Tension began to abate as exhibitors realized that producer Brian Lebel had brilliantly transformed the convention center’s awkward rectangular show-hall into an old-timey small town on market day. Charming specialty stalls – with large spaces for textiles, furniture and even giant cowboy movie posters – surrounded a refreshingly open “market square” bustling with table tops featuring festive displays of spurs, saddle bags, vintage rifles, boots and very old, very expensive, empty whiskey bottles. Every foot of wall around the room supported colorful mini-stalls showing jewelry, books, paintings, pottery and attire, so that even the chaotic orange, red and yellow ethnographic patterns of the room’s carpet seemed to fit in.
When, in the early afternoon, serious collectors with VIP credentials at $100 arrived in numbers not seen at a Santa Fe show for decades, the mood completed its transition from apprehension to enthusiasm. Soon, visitors could be heard on their cellphones urging friends “get over here now,” and the crowd just kept coming.
By Saturday, the number of visitors to the Old West Show, which continued through Sunday, was setting new records for Santa Fe. Co-producer Melissa McCracken said, “I’ve never seen a Sunday show crowd like that.
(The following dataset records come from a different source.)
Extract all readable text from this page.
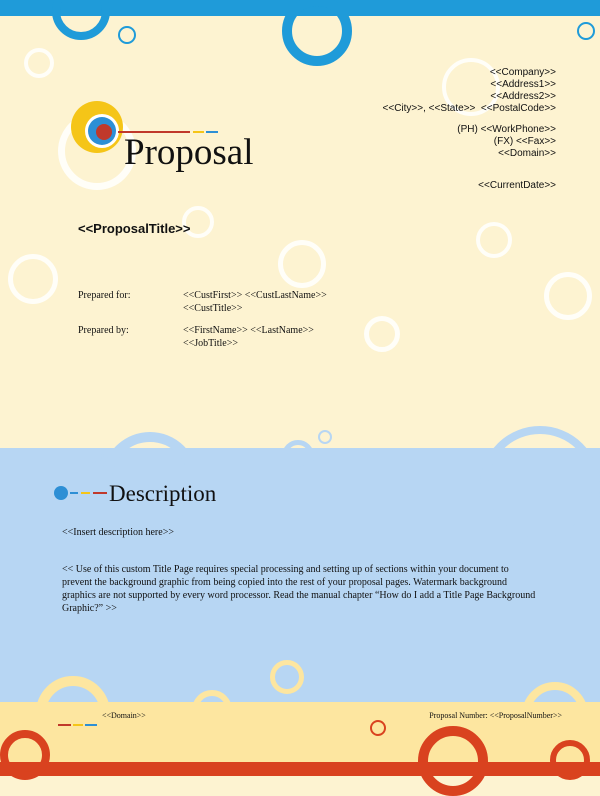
Proposal
<<Company>>
<<Address1>>
<<Address2>>
<<City>>, <<State>>  <<PostalCode>>
(PH) <<WorkPhone>>
(FX) <<Fax>>
<<Domain>>
<<CurrentDate>>
<<ProposalTitle>>
Prepared for:	<<CustFirst>> <<CustLastName>>
<<CustTitle>>
Prepared by:	<<FirstName>> <<LastName>>
<<JobTitle>>
Description
<<Insert description here>>
<< Use of this custom Title Page requires special processing and setting up of sections within your document to prevent the background graphic from being copied into the rest of your proposal pages. Watermark background graphics are not supported by every word processor. Read the manual chapter “How do I add a Title Page Background Graphic?” >>
<<Domain>>	Proposal Number: <<ProposalNumber>>
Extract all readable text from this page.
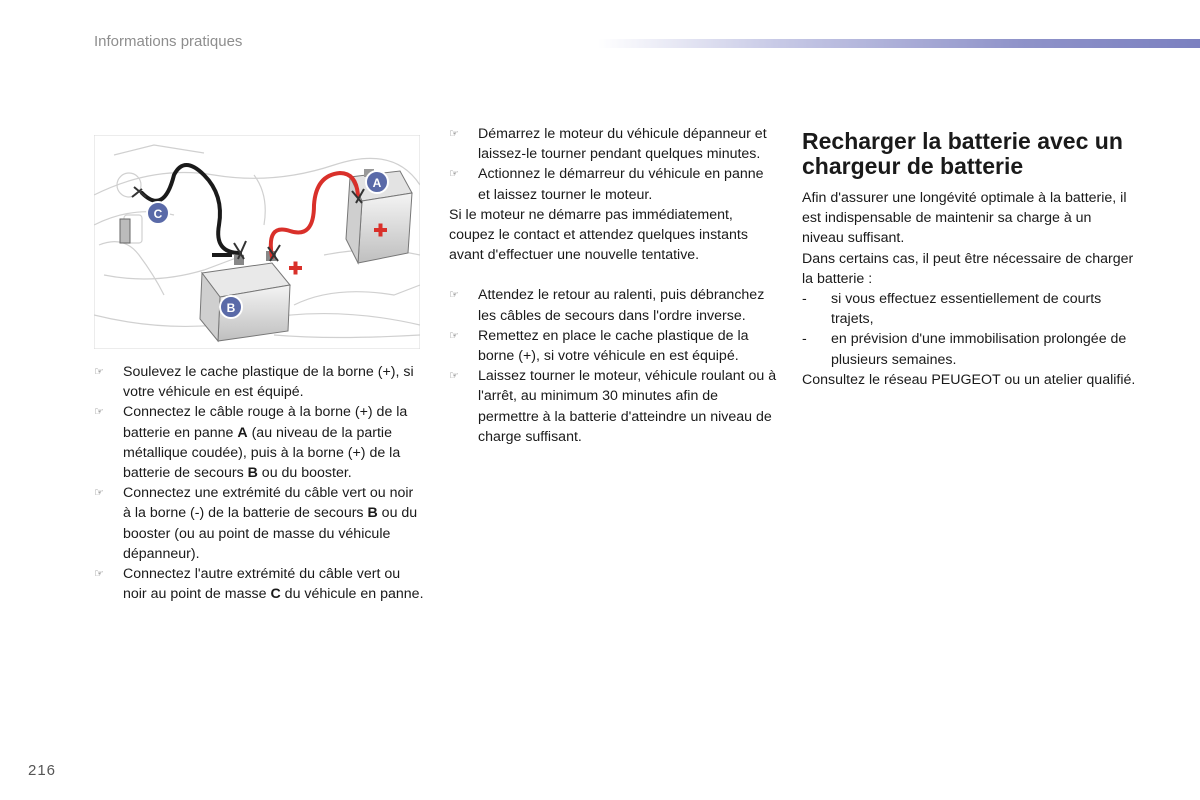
Informations pratiques
A
B
C

☞ Soulevez le cache plastique de la borne (+), si votre véhicule en est équipé.

☞ Connectez le câble rouge à la borne (+) de la batterie en panne A (au niveau de la partie métallique coudée), puis à la borne (+) de la batterie de secours B ou du booster.

☞ Connectez une extrémité du câble vert ou noir à la borne (-) de la batterie de secours B ou du booster (ou au point de masse du véhicule dépanneur).

☞ Connectez l'autre extrémité du câble vert ou noir au point de masse C du véhicule en panne.

☞ Démarrez le moteur du véhicule dépanneur et laissez-le tourner pendant quelques minutes.

☞ Actionnez le démarreur du véhicule en panne et laissez tourner le moteur.

Si le moteur ne démarre pas immédiatement, coupez le contact et attendez quelques instants avant d'effectuer une nouvelle tentative.

☞ Attendez le retour au ralenti, puis débranchez les câbles de secours dans l'ordre inverse.

☞ Remettez en place le cache plastique de la borne (+), si votre véhicule en est équipé.

☞ Laissez tourner le moteur, véhicule roulant ou à l'arrêt, au minimum 30 minutes afin de permettre à la batterie d'atteindre un niveau de charge suffisant.

Recharger la batterie avec un chargeur de batterie

Afin d'assurer une longévité optimale à la batterie, il est indispensable de maintenir sa charge à un niveau suffisant.

Dans certains cas, il peut être nécessaire de charger la batterie :

- si vous effectuez essentiellement de courts trajets,

- en prévision d'une immobilisation prolongée de plusieurs semaines.

Consultez le réseau PEUGEOT ou un atelier qualifié.

216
I was still letting people through the door with only 20 minutes to go.” Gate figures confirm that over the three days more than 3,000 shoppers visited the show. The phrase “I’ve never seen a show crowd like that” was echoed by veterans of decades in the Western trade.
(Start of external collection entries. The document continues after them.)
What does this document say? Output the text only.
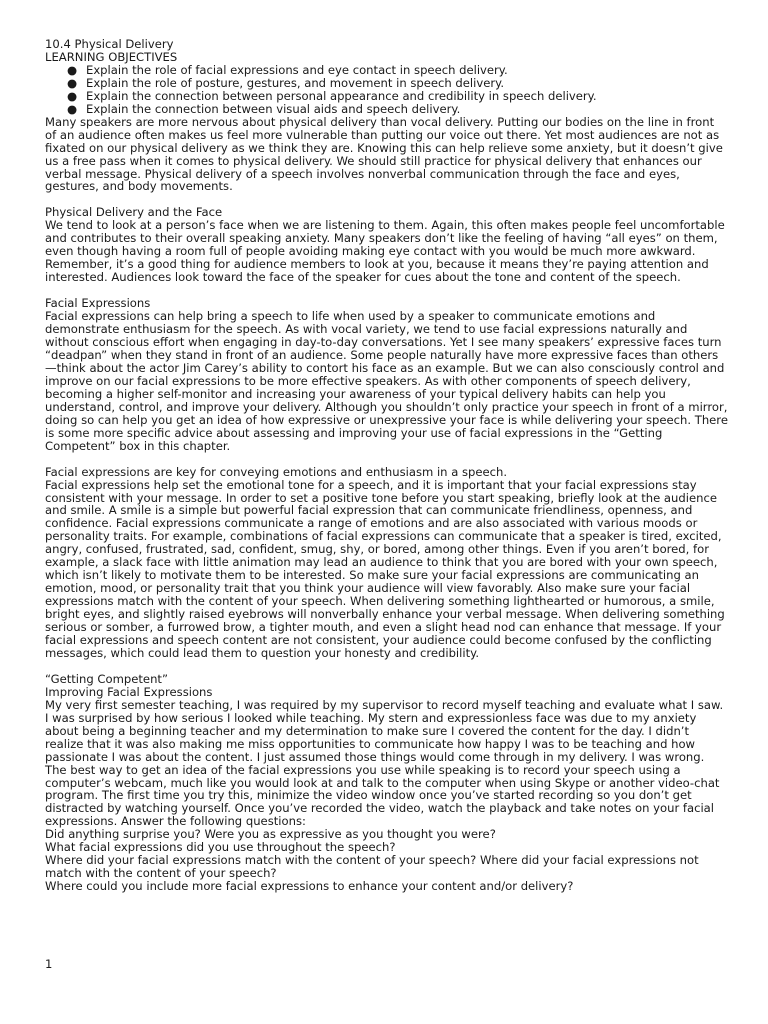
10.4 Physical Delivery

LEARNING OBJECTIVES

● Explain the role of facial expressions and eye contact in speech delivery.
● Explain the role of posture, gestures, and movement in speech delivery.
● Explain the connection between personal appearance and credibility in speech delivery.
● Explain the connection between visual aids and speech delivery.

Many speakers are more nervous about physical delivery than vocal delivery. Putting our bodies on the line in front of an audience often makes us feel more vulnerable than putting our voice out there. Yet most audiences are not as fixated on our physical delivery as we think they are. Knowing this can help relieve some anxiety, but it doesn’t give us a free pass when it comes to physical delivery. We should still practice for physical delivery that enhances our verbal message. Physical delivery of a speech involves nonverbal communication through the face and eyes, gestures, and body movements.

Physical Delivery and the Face

We tend to look at a person’s face when we are listening to them. Again, this often makes people feel uncomfortable and contributes to their overall speaking anxiety. Many speakers don’t like the feeling of having “all eyes” on them, even though having a room full of people avoiding making eye contact with you would be much more awkward. Remember, it’s a good thing for audience members to look at you, because it means they’re paying attention and interested. Audiences look toward the face of the speaker for cues about the tone and content of the speech.

Facial Expressions

Facial expressions can help bring a speech to life when used by a speaker to communicate emotions and demonstrate enthusiasm for the speech. As with vocal variety, we tend to use facial expressions naturally and without conscious effort when engaging in day-to-day conversations. Yet I see many speakers’ expressive faces turn “deadpan” when they stand in front of an audience. Some people naturally have more expressive faces than others—think about the actor Jim Carey’s ability to contort his face as an example. But we can also consciously control and improve on our facial expressions to be more effective speakers. As with other components of speech delivery, becoming a higher self-monitor and increasing your awareness of your typical delivery habits can help you understand, control, and improve your delivery. Although you shouldn’t only practice your speech in front of a mirror, doing so can help you get an idea of how expressive or unexpressive your face is while delivering your speech. There is some more specific advice about assessing and improving your use of facial expressions in the “Getting Competent” box in this chapter.

Facial expressions are key for conveying emotions and enthusiasm in a speech.

Facial expressions help set the emotional tone for a speech, and it is important that your facial expressions stay consistent with your message. In order to set a positive tone before you start speaking, briefly look at the audience and smile. A smile is a simple but powerful facial expression that can communicate friendliness, openness, and confidence. Facial expressions communicate a range of emotions and are also associated with various moods or personality traits. For example, combinations of facial expressions can communicate that a speaker is tired, excited, angry, confused, frustrated, sad, confident, smug, shy, or bored, among other things. Even if you aren’t bored, for example, a slack face with little animation may lead an audience to think that you are bored with your own speech, which isn’t likely to motivate them to be interested. So make sure your facial expressions are communicating an emotion, mood, or personality trait that you think your audience will view favorably. Also make sure your facial expressions match with the content of your speech. When delivering something lighthearted or humorous, a smile, bright eyes, and slightly raised eyebrows will nonverbally enhance your verbal message. When delivering something serious or somber, a furrowed brow, a tighter mouth, and even a slight head nod can enhance that message. If your facial expressions and speech content are not consistent, your audience could become confused by the conflicting messages, which could lead them to question your honesty and credibility.

“Getting Competent”

Improving Facial Expressions

My very first semester teaching, I was required by my supervisor to record myself teaching and evaluate what I saw. I was surprised by how serious I looked while teaching. My stern and expressionless face was due to my anxiety about being a beginning teacher and my determination to make sure I covered the content for the day. I didn’t realize that it was also making me miss opportunities to communicate how happy I was to be teaching and how passionate I was about the content. I just assumed those things would come through in my delivery. I was wrong. The best way to get an idea of the facial expressions you use while speaking is to record your speech using a computer’s webcam, much like you would look at and talk to the computer when using Skype or another video-chat program. The first time you try this, minimize the video window once you’ve started recording so you don’t get distracted by watching yourself. Once you’ve recorded the video, watch the playback and take notes on your facial expressions. Answer the following questions:

Did anything surprise you? Were you as expressive as you thought you were?

What facial expressions did you use throughout the speech?

Where did your facial expressions match with the content of your speech? Where did your facial expressions not match with the content of your speech?

Where could you include more facial expressions to enhance your content and/or delivery?

1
Although crowds do not guarantee business, the Santa Fe premier of the Cody Old West Show generated not just a big but a serious crowd of qualified buyers. Familiar faces from Santa Fe’s flea markets, posh galleries, consignment galleries, renowned Canyon Road and Indian Market mingled with out-of-towners in cowboy gear – Old West Show regulars, we presume? – and with tourists in tennies, shorts and tees. Throughout the weekend, the place hummed with business, which McCracken attributed to running coupon ads in every newspaper in town over the six weeks before the show.
Design authority and author Mary Emmerling and her husband, Reg Jackson, from Scottsdale, Ariz., spent three days shopping the show. Northwest Coast specialist Jim Flury was in from Seattle. Linda Cook, of the David Cook Gallery in Denver, joined the crowd. Robert Parsons shopped for his two prestigious galleries in Taos. Brant Mackley was there, passing out invites to the opening of his new Santa Fe gallery, as was a Canyon Road contingent that included Chick Monahan of Morningstar Gallery, Nathalie Kent and Jim Arndt of Nathalie, and gallerist Jose Navarro. Josh Baer was seen swapping stories with collector-producer John Morris. Legendary Santa Fe dealer Forrest Fenn spent hours roaming the aisles.
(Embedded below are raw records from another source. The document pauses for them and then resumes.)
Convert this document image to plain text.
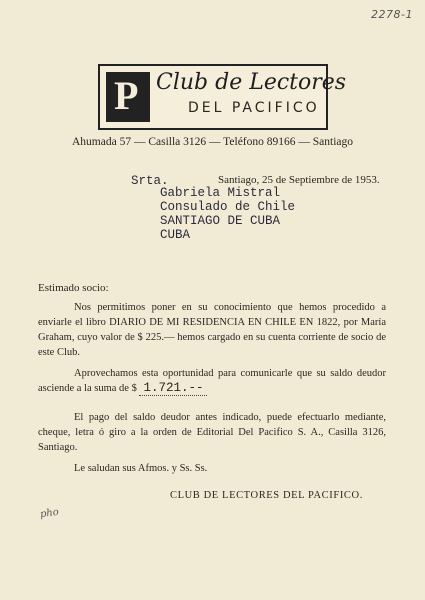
2278-1
P Club de Lectores
DEL PACIFICO
Ahumada 57 — Casilla 3126 — Teléfono 89166 — Santiago
Srta.	Santiago, 25 de Septiembre de 1953.
Gabriela Mistral
Consulado de Chile
SANTIAGO DE CUBA
CUBA
Estimado socio:
Nos permitimos poner en su conocimiento que hemos procedido a enviarle el libro DIARIO DE MI RESIDENCIA EN CHILE EN 1822, por María Graham, cuyo valor de $ 225.— hemos cargado en su cuenta corriente de socio de este Club.
Aprovechamos esta oportunidad para comunicarle que su saldo deudor asciende a la suma de $ 1.721.--
El pago del saldo deudor antes indicado, puede efectuarlo mediante, cheque, letra ó giro a la orden de Editorial Del Pacifico S. A., Casilla 3126, Santiago.
Le saludan sus Afmos. y Ss. Ss.
CLUB DE LECTORES DEL PACIFICO.
pho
Rick Gottsponer, who, with wife, Julie, owns Sandbar Trading of Wichita, Kan., mentioned selling 26 small Pima baskets during the preview, but added a very important take, saying, “It was exiting. I saw lots of young buyers, couples with children. They would ask about a piece, google it on their phones, then ask more questions. These kids are taking a real interest in the work and they are buying.”
Lebel described the same experience. “We had young people asking questions! I haven’t had to answer a question from a young person – a new collector – in years. It was thrilling because these were people interested in starting to collect, and I heard that a lot from several dealers.”
By show’s end, longtime dealer, photographer and old West historian Bill Manns of Santa Fe said, “Not much to pack, we sold damn-near everything we brought.” Dan and Rebecca Pauly, also from Santa Fe, proclaimed it “outstanding,” both hugging Brian Lebel for emphasis.
Lakewood, Colo., dealer Patty Klepper described activity at their end-cap booth as “busier than we’ve been in a long time.” Her husband, Gary, said he came within $1,000 of his high-goal for the show. First-time exhibitor Jed Greenough of Grand Island, Neb., called the show and Santa Fe “a terrific experience.”
“The crowd for my best material was here,” said Randy Rodriquez of Rio Bravo Trading Company in Santa Fe.
“There were major pieces priced upwards of $200,000 and many top-end transactions,” Lebel noted. One exhibitor had nothing priced at more than $500 but did $10,000. “It was,” Lebel and McCracken agreed, “the perfect weekend.”